Brussels, 12 November 2012
Stopping the clock of ETS and aviation emissions following last week's International Civil Aviation Organisation (ICAO) Council
EU Commissioner for Climate Action Connie Hedegaard said:
"The EU has always been very clear: nobody wants an international framework tackling CO2-emissions from aviation more than we do. Our EU legislation is not standing in the way of this. On the contrary, our regulatory scheme was adopted after having waited many years for ICAO to progress. Now it seems that because of some countries' dislike of our scheme many countries are prepared to move in ICAO, and even to move towards a Market Based Mechanism (MBM) at global level.
Very good news came from the ICAO Council last Friday. Among other things, it was agreed that:
A high level policy group will be set up shortly
Options for a regulatory MBM will have to be reduced from three to one.
And there is an explicit reference to the global MBM that the world now needs to agree on.
In short, finally we have a chance to get an international regulation on emissions from aviation. This is a long sought for opportunity that we must use. This is progress! But actually to get there, a lot of tough negotiations lie ahead of us.
In order create a positive atmosphere around these negotiations, I've just recommended in a telephone conference with the 27 Member States that the EU "stops the clock" when it comes to enforcement of the inclusion of aviation in the EU ETS to and from non-European countries until after the ICAO General Assembly next autumn.
But let me be very clear: if this exercise does not deliver – and I hope it does, then needless to say we are back to where we are today with the EU ETS. Automatically.
So we are creating this window of opportunity, this great chance. I can only recommend to all Parties to engage urgently in taking this issue forward. Now it is the time for paving the way for strong decisions to be taken by the next ICAO General Assembly. The European Union will engage fully and will work closely with the ICAO leadership. We are convinced others will do as well."
Stopping the clock for one year
Based on the encouraging results of the ICAO Council meeting 9 November – and the constructive engagement of our international partners in the relevant discussions – the EU is convinced that a global solution for addressing the fast growing aviation emissions from international aviation is within reach at the upcoming ICAO Assembly in 2013. As a gesture of good faith the EU will "stop the clock" on the implementation of the international aspects of its ETS aviation by deferring the obligation to surrender emissions allowances from air traffic to and from the EU by one year. This means that the EU would not require allowances to be surrendered in April 2013 for emissions from such flights during the whole of 2012. The monitoring and reporting obligations will also be deferred for such flights. The obligations relating to all operators' activities within EU will remain intact and compliance with the EU law will be enforced in this respect.

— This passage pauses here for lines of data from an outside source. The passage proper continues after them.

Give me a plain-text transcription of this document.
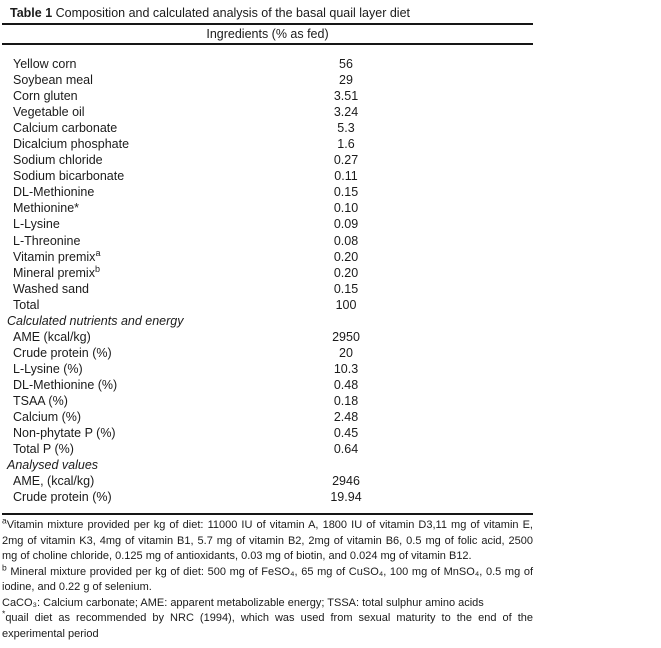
Table 1 Composition and calculated analysis of the basal quail layer diet
Ingredients (% as fed)
Yellow corn	56
Soybean meal	29
Corn gluten	3.51
Vegetable oil	3.24
Calcium carbonate	5.3
Dicalcium phosphate	1.6
Sodium chloride	0.27
Sodium bicarbonate	0.11
DL-Methionine	0.15
Methionine*	0.10
L-Lysine	0.09
L-Threonine	0.08
Vitamin premix$^a$	0.20
Mineral premix$^b$	0.20
Washed sand	0.15
Total	100
Calculated nutrients and energy
AME (kcal/kg)	2950
Crude protein (%)	20
L-Lysine (%)	10.3
DL-Methionine (%)	0.48
TSAA (%)	0.18
Calcium (%)	2.48
Non-phytate P (%)	0.45
Total P (%)	0.64
Analysed values
AME, (kcal/kg)	2946
Crude protein (%)	19.94
$^a$Vitamin mixture provided per kg of diet: 11000 IU of vitamin A, 1800 IU of vitamin D3,11 mg of vitamin E,
2mg of vitamin K3, 4mg of vitamin B1, 5.7 mg of vitamin B2, 2mg of vitamin B6, 0.5 mg of folic acid, 2500
mg of choline chloride, 0.125 mg of antioxidants, 0.03 mg of biotin, and 0.024 mg of vitamin B12.
$^b$ Mineral mixture provided per kg of diet: 500 mg of FeSO₄, 65 mg of CuSO₄, 100 mg of MnSO₄, 0.5 mg of
iodine, and 0.22 g of selenium.
CaCO₃: Calcium carbonate; AME: apparent metabolizable energy; TSSA: total sulphur amino acids
*quail diet as recommended by NRC (1994), which was used from sexual maturity to the end of the
experimental period
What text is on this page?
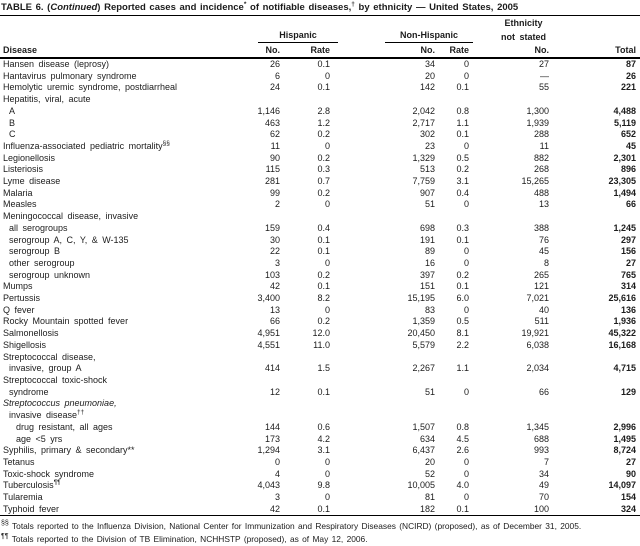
TABLE 6. (Continued) Reported cases and incidence* of notifiable diseases,† by ethnicity — United States, 2005
					Ethnicity	

	Hispanic		Non-Hispanic		not stated	
Disease	No.	Rate	No.	Rate	No.	Total
Hansen disease (leprosy)	26	0.1	34	0	27	87
Hantavirus pulmonary syndrome	6	0	20	0	—	26
Hemolytic uremic syndrome, postdiarrheal	24	0.1	142	0.1	55	221
Hepatitis, viral, acute						
A	1,146	2.8	2,042	0.8	1,300	4,488
B	463	1.2	2,717	1.1	1,939	5,119
C	62	0.2	302	0.1	288	652
Influenza-associated pediatric mortality§§	11	0	23	0	11	45
Legionellosis	90	0.2	1,329	0.5	882	2,301
Listeriosis	115	0.3	513	0.2	268	896
Lyme disease	281	0.7	7,759	3.1	15,265	23,305
Malaria	99	0.2	907	0.4	488	1,494
Measles	2	0	51	0	13	66
Meningococcal disease, invasive						
all serogroups	159	0.4	698	0.3	388	1,245
serogroup A, C, Y, & W-135	30	0.1	191	0.1	76	297
serogroup B	22	0.1	89	0	45	156
other serogroup	3	0	16	0	8	27
serogroup unknown	103	0.2	397	0.2	265	765
Mumps	42	0.1	151	0.1	121	314
Pertussis	3,400	8.2	15,195	6.0	7,021	25,616
Q fever	13	0	83	0	40	136
Rocky Mountain spotted fever	66	0.2	1,359	0.5	511	1,936
Salmonellosis	4,951	12.0	20,450	8.1	19,921	45,322
Shigellosis	4,551	11.0	5,579	2.2	6,038	16,168
Streptococcal disease,						
invasive, group A	414	1.5	2,267	1.1	2,034	4,715
Streptococcal toxic-shock						
syndrome	12	0.1	51	0	66	129
Streptococcus pneumoniae,						
invasive disease††						
drug resistant, all ages	144	0.6	1,507	0.8	1,345	2,996
age <5 yrs	173	4.2	634	4.5	688	1,495
Syphilis, primary & secondary**	1,294	3.1	6,437	2.6	993	8,724
Tetanus	0	0	20	0	7	27
Toxic-shock syndrome	4	0	52	0	34	90
Tuberculosis¶¶	4,043	9.8	10,005	4.0	49	14,097
Tularemia	3	0	81	0	70	154
Typhoid fever	42	0.1	182	0.1	100	324
§§ Totals reported to the Influenza Division, National Center for Immunization and Respiratory Diseases (NCIRD) (proposed), as of December 31, 2005.
¶¶ Totals reported to the Division of TB Elimination, NCHHSTP (proposed), as of May 12, 2006.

"Stopping the clock" creates space for the political negotiations and demonstrates confidence on the side of the EU that together with international partners we will succeed in ICAO to agree on meaningful international action. This means the ICAO process is allowed time until the 2013 Assembly in September/October next year and that no compliance will be expected as regards air traffic outside the EU in the interim.
It goes without saying that in the unlikely event of the ICAO Assembly failing to move forward the EU ETS legislation would be applied in full again from 2013 onwards.
The EU's Emissions Trading Scheme (EU ETS) was established in 2003 by Directive 2003/87/EC and started operation on 1 January 2005. Initially the EU ETS included only land based industrial installations. From 1 January 2012 aviation activities of aircraft operators that operate flights arriving at and departing from Community aerodromes will also be included in the scheme for greenhouse gas emission allowance trading within the Community. The legislation covers 30 States including the 27 EU Member States and Norway, Iceland and Liechtenstein.